Should I take a multivitamin?

Should I take a multivitamin?

With so many supplements on the market, it’s difficult to differentiate between products that can help you improve your overall health and those that are simply a waste of money or even worse, potentially harmful. A multivitamin can be helpful if used properly.

The American Diet’s Need for Supplements.

Micronutrients are substances that the body needs in tiny amounts to regulate essential body functions. These vitamins and minerals are normally found in nutrient dense foods (fruits, vegetables, whole grains), but with the advent of the modern American diet, the intake of these foods has steadily decreased while the intake of energy dense, empty calorie foods has skyrocketed. These processed foods are very high in energy but provide little in the way of these essential nutrients which creates the illusion that supplements can fix bad diets.

The Purpose of a Multivitamin

Multivitamins are an easy way to get an entire day’s worth of nutrients in one pill.
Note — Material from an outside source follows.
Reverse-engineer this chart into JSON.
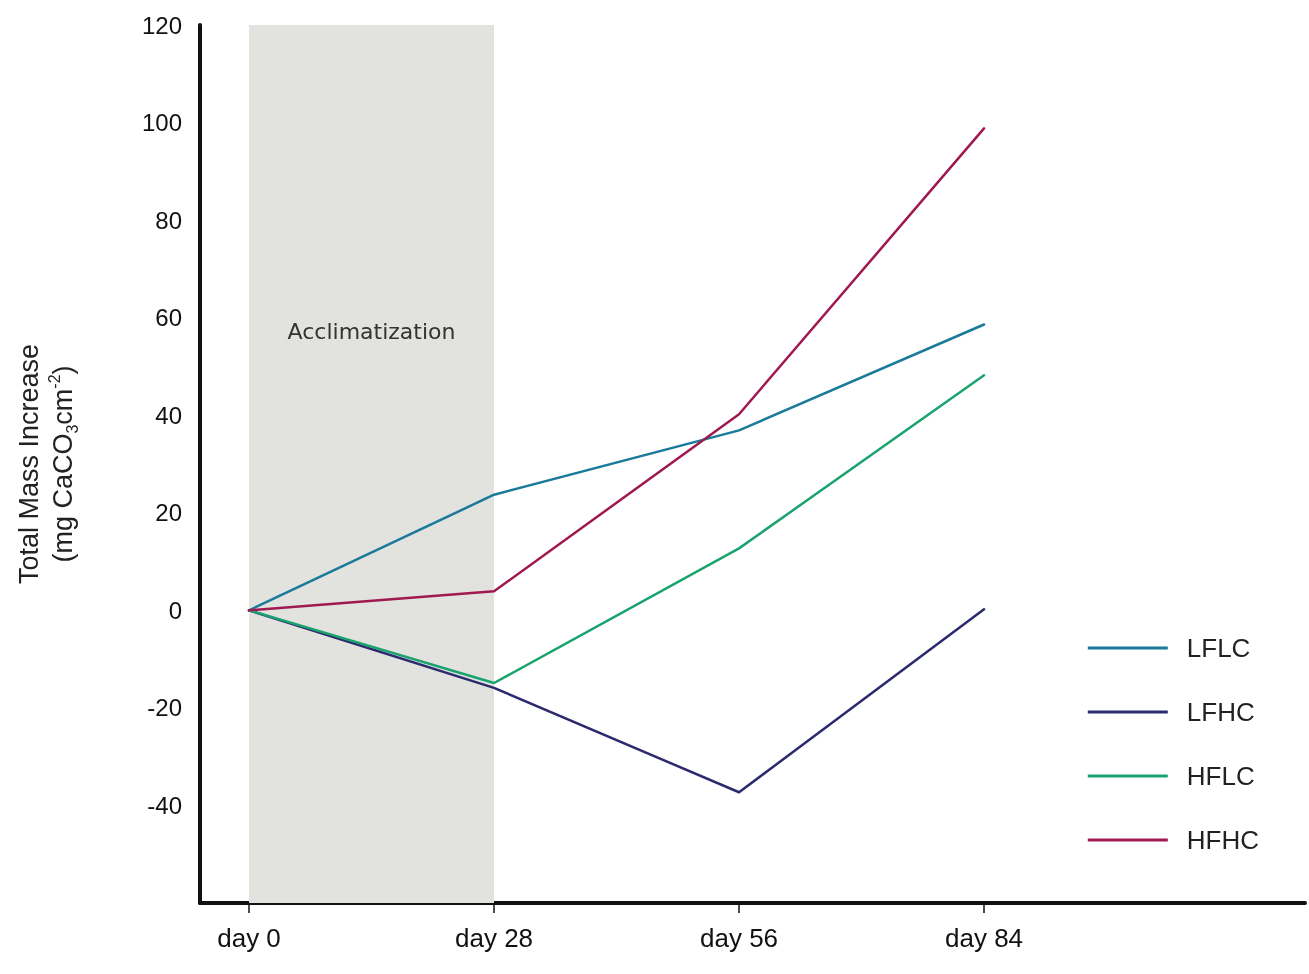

Unfortunately, a multivitamin isn’t the best way to go for your nutrient needs. Food has a lot more nutrients than a single multivitamin and include antioxidants, fiber and omega 3 fatty acids, all of which can reduce the risk of cancer, heart disease and strokes.

The purpose of a multivitamin is not to replace a well balanced diet, but to supplement it. It’s nearly impossible to get 100% of your daily value of every single vitamin and mineral. You can however get close by eating a wide variety of fruits, vegetables, beans, nuts, seafood and whole grains.

Supplement Instead of Food?

So why can’t you simply supplement fiber, antioxidants, vitamins and minerals while eating all the junk you want? There are plenty of reasons why taking a pill rather than eating is a bad idea with the most important being that food works better. There have been studies that show foods work better than supplements at preventing disease.

Multivitamin use and the risk of mortality and cancer incidence: the multiethnic cohort study.

Vitamin and mineral supplements: do we really need them?

Multivitamin supplement use and risk of breast cancer: a meta-analysis.

Another reason you shouldn’t supplement while eating junk is because that junk can actually increase your risk of disease that some of these nutrients are supposed to prevent. Taking a multivitamin or fiber supplement will not help you very much when the majority of your diet is made up of saturated fat, sodium and sugar.

Eating foods that are high in these nutrients will help you stay away from junk. The foods that are high in vitamins, minerals, antioxidants and fiber will typically keep you full for a long period of time, killing any cravings and helping you to lower your calorie intake. This will also help you lose weight or stay within your healthy weight range.

The Bottom Line

Should you take a multivitamin? Yes. Multivitamins can help plug holes in a diet. Multivitamins shouldn’t be used in place of a balanced diet, but alongside one. Remember that a healthy diet is much better at preventing disease than a supplement.